Tuesday, January 06, 2009

Banks Don't Need To Be Forced to Lend

Banks are in the lending business: They do not need to be forced to lend. And contrary to popular and political opinion, banks have not stopped lending. Despite the recent financial market turmoil, a declining GDP, and an increase in loan-loss reserves, commercial bank lending actually grew $336 billion, or 4.9%, from August to Dec. 24, according to Federal Reserve data (see chart above). While lending dictates or other restrictions may be tempting, the Obama administration must discourage Congress from imposing them on recipients of TARP investments.

~Bert Ely in today's WSJ: "Banks Don't Need to Be Forced to Lend"

2 Comments:

At 1/06/2009 11:59 AM, Anonymous Mycroft said...
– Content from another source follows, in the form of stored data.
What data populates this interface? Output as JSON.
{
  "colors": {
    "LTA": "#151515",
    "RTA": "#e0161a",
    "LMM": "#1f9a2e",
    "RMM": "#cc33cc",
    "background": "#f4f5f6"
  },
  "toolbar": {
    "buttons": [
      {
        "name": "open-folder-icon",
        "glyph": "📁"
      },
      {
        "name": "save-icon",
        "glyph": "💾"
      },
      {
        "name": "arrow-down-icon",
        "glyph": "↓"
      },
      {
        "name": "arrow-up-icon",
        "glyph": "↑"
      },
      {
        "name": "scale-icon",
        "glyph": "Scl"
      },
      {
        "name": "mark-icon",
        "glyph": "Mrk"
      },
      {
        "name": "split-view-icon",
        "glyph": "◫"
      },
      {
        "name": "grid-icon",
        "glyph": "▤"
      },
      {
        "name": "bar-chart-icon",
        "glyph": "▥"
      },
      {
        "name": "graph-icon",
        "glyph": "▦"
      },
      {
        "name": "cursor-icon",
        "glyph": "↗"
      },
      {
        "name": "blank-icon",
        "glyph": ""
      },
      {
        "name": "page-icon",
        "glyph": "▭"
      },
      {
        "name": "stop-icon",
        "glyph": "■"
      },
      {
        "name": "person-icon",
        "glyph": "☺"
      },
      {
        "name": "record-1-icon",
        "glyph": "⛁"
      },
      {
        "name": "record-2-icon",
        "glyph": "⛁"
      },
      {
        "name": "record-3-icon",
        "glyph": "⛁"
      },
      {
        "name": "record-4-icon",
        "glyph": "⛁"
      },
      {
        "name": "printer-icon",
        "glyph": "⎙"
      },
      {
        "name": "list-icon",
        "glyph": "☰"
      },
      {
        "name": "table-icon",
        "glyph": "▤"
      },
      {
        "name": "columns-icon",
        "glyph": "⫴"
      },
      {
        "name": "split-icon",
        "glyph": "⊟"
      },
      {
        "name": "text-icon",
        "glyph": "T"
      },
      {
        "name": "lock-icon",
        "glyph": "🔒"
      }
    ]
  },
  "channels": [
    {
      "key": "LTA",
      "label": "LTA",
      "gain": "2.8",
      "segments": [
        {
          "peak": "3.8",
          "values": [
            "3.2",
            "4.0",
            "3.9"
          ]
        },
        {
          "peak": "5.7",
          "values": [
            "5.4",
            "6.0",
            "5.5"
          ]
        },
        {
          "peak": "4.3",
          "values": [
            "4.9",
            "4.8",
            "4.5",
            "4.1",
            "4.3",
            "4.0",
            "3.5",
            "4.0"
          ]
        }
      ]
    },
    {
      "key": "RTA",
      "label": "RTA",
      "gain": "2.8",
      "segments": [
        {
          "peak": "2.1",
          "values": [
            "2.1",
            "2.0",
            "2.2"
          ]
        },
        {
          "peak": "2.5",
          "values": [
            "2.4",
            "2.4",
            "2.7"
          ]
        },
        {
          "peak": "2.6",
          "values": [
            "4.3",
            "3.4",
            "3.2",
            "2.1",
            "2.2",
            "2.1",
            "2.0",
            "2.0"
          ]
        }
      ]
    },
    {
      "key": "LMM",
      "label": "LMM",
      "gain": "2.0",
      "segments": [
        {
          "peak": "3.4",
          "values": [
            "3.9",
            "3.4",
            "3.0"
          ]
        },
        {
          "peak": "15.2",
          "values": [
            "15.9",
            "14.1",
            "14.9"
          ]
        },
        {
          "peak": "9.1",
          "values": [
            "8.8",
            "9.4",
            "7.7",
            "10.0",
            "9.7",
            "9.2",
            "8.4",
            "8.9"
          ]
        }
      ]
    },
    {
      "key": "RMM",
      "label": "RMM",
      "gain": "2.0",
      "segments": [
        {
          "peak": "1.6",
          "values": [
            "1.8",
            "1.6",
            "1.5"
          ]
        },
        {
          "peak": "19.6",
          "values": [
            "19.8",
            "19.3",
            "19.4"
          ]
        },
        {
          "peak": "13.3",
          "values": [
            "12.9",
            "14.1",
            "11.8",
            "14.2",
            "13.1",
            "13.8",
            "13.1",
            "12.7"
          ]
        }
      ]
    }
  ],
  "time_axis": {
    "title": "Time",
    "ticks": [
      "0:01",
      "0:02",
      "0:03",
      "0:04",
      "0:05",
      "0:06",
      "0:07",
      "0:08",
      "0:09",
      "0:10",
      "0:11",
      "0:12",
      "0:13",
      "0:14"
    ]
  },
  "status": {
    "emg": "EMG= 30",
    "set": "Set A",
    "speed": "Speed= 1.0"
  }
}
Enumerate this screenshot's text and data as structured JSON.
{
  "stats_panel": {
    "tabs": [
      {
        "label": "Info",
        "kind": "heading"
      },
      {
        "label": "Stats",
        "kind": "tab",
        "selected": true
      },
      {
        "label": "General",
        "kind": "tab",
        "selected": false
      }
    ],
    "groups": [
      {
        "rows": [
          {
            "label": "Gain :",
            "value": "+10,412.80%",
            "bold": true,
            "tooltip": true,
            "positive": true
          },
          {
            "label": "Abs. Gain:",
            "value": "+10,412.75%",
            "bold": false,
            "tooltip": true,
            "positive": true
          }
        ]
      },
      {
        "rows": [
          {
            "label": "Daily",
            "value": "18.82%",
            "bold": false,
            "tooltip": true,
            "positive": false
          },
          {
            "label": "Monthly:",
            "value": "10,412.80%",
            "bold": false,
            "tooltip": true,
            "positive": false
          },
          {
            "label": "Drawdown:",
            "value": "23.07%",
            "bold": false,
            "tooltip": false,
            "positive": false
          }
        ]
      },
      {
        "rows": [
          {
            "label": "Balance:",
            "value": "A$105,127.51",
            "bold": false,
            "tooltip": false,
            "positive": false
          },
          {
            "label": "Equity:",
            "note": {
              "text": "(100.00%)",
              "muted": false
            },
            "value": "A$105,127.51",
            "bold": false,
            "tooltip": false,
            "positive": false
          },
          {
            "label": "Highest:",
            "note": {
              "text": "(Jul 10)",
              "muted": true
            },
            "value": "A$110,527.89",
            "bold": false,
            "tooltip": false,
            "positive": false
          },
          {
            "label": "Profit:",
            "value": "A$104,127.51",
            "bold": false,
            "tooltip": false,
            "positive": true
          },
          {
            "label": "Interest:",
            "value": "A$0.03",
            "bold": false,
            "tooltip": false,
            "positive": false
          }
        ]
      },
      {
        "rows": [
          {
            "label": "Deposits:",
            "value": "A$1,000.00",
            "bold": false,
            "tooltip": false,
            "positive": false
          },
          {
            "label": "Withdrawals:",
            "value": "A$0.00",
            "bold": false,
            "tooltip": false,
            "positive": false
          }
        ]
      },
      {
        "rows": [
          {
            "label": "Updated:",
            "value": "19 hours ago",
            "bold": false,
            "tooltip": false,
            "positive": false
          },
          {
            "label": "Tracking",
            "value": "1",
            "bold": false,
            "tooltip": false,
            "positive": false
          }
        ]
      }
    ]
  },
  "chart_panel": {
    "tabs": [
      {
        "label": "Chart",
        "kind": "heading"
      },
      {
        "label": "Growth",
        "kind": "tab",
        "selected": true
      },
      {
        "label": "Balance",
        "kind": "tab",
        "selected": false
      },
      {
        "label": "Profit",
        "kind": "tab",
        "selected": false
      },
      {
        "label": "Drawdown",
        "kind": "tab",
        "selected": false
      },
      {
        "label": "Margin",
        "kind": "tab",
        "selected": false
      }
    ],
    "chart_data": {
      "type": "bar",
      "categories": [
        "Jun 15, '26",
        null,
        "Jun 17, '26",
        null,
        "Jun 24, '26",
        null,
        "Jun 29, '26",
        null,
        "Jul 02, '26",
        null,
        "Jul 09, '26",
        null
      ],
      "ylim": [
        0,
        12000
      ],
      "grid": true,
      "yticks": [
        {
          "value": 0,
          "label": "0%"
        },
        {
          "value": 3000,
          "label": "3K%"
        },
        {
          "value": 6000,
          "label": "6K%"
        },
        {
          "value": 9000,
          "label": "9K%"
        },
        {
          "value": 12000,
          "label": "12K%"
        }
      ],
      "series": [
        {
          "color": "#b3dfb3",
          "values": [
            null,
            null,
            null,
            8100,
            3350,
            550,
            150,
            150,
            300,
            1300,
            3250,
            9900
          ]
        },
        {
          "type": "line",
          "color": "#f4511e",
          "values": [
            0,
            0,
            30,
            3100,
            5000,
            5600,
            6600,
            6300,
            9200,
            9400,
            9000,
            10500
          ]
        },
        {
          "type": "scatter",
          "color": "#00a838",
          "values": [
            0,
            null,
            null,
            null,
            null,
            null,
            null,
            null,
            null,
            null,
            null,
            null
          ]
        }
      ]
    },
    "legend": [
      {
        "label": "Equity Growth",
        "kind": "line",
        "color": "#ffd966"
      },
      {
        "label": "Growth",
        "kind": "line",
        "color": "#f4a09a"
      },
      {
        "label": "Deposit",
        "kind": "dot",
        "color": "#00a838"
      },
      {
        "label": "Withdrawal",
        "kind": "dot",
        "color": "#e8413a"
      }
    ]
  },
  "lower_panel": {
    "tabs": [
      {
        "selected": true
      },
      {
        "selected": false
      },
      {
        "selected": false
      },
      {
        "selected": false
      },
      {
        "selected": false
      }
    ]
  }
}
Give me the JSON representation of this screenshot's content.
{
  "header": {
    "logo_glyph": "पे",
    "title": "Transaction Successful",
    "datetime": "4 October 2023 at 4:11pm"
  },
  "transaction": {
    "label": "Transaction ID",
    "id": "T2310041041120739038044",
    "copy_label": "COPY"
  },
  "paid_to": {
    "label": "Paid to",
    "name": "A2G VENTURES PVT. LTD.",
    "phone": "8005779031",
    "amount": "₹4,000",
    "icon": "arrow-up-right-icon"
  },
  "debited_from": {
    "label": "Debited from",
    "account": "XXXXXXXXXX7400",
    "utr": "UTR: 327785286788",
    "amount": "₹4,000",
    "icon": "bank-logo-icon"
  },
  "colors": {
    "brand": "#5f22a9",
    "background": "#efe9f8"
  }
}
This is a great point and one that our elected officials and the general public do not understand. The reason this myth persists is due to the virtual shutdown in the securitization market. Prior to the meltdown, banks would originate loans (mortgage and commercial) and place them into CLO and CDO vehicles. This source of funds was so vast that the fact that it is no longer there is making it seem as if no credit is being extended anywhere. The reality is that banks alone have limited balance sheets and so, while they are doing more today than they did last year, it appears as if lending has been completely shut off.

Such is the price of excessive leverage over an extended period.

 
At 1/08/2009 9:26 AM, Anonymous Anonymous said...

Most of the increase may be due to nonbanks converting to bank charters.